Lyon Books in Chico is hosting a poetry reading and book signing tonight at 7:00 p.m. featuring Chico artist Bob Garner, Magalia poet Lara Gularte, and Chicoan Sanford Dorbin.
"Paper Dolls" (from fakepublishing@csuchico.edu) features a dozen Bob Garner poems, several of which first appeared in Watershed and the California Quarterly. The poet takes the reader to places of the mind, "deep / into the country of night" ("The Dream"), to the "kaleidoscope / of broken bottles / just below the pier" ("Memory Loss"), "when death bangs on the door / with both hands and feet, / reasonably tired and irritable / from another day of pointless conversation. . . ." ("Learning"). No pointless words here.
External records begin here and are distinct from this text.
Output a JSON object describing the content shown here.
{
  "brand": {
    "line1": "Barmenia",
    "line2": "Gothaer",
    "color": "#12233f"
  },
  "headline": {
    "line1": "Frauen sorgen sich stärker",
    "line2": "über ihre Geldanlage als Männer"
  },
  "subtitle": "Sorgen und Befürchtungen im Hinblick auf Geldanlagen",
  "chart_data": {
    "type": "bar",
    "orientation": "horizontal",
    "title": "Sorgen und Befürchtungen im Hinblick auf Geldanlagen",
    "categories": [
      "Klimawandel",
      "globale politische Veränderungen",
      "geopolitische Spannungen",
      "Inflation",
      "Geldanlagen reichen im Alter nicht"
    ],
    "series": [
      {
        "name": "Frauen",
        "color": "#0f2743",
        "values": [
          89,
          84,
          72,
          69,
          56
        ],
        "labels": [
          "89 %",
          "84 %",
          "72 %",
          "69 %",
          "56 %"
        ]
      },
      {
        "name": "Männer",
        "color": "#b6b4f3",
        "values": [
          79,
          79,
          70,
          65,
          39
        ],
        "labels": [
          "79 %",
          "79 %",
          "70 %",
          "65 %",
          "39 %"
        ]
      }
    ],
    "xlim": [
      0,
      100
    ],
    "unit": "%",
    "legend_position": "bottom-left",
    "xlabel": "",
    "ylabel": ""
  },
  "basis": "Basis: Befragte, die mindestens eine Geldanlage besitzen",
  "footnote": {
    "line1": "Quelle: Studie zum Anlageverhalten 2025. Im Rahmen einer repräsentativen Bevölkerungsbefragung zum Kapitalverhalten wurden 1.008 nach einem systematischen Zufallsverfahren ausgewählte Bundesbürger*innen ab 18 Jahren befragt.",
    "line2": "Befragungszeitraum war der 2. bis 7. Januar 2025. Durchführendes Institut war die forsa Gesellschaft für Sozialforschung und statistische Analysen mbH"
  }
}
Lara Gularte's "Days Between Dancing" ($10 from The Poet's Corner Press) is about hard things, tragedies, people "grateful for the night, / the black hole / that swallows up the glare of the day. . . ." ("Night"). In "The Haunting," the poet writes of her mother: "Her ghost still hovers, / reminding me that I slept / and drank from her body. / I fear she will come back, / hook me with her nails, / try to pull me back inside her." There is "Aunt Louisa Amaral": "She was like skim milk, / pale and thin. . . ."
Sanford Dorbin is a "septuagenarian, mobile division" and a retired academic librarian. Dorbin's acerbic perspective is on full display in "Saying Goodbye to Babylon" ($5.00 from The Singlefooter). Here's "Nomenclature": "'You must be,' he said / mouth foaming with disgust, / 'one of those--relativists // and I reply with a smile / dazzling as ice, / 'Absolutely.'"
But there's celebration as well. The poet, hapless dad, helps deliver "Bozo Supreme," who, later, "so verbally dexterous at two-and-a half-- / this little linguist laughs, and running the changes / like the bebop king he is, laughs again and allows / 'Bozo Sucreme' to appear. And he's right, / he is the cream--the top. He'll turn sour / when it suits him. . . ."
In "Weekend Out of State" two lovers "dress and descend / to the lobby, and breakfast, fitting like silk / into the echo of other people's chatter." A fitting way to end a book, and this review.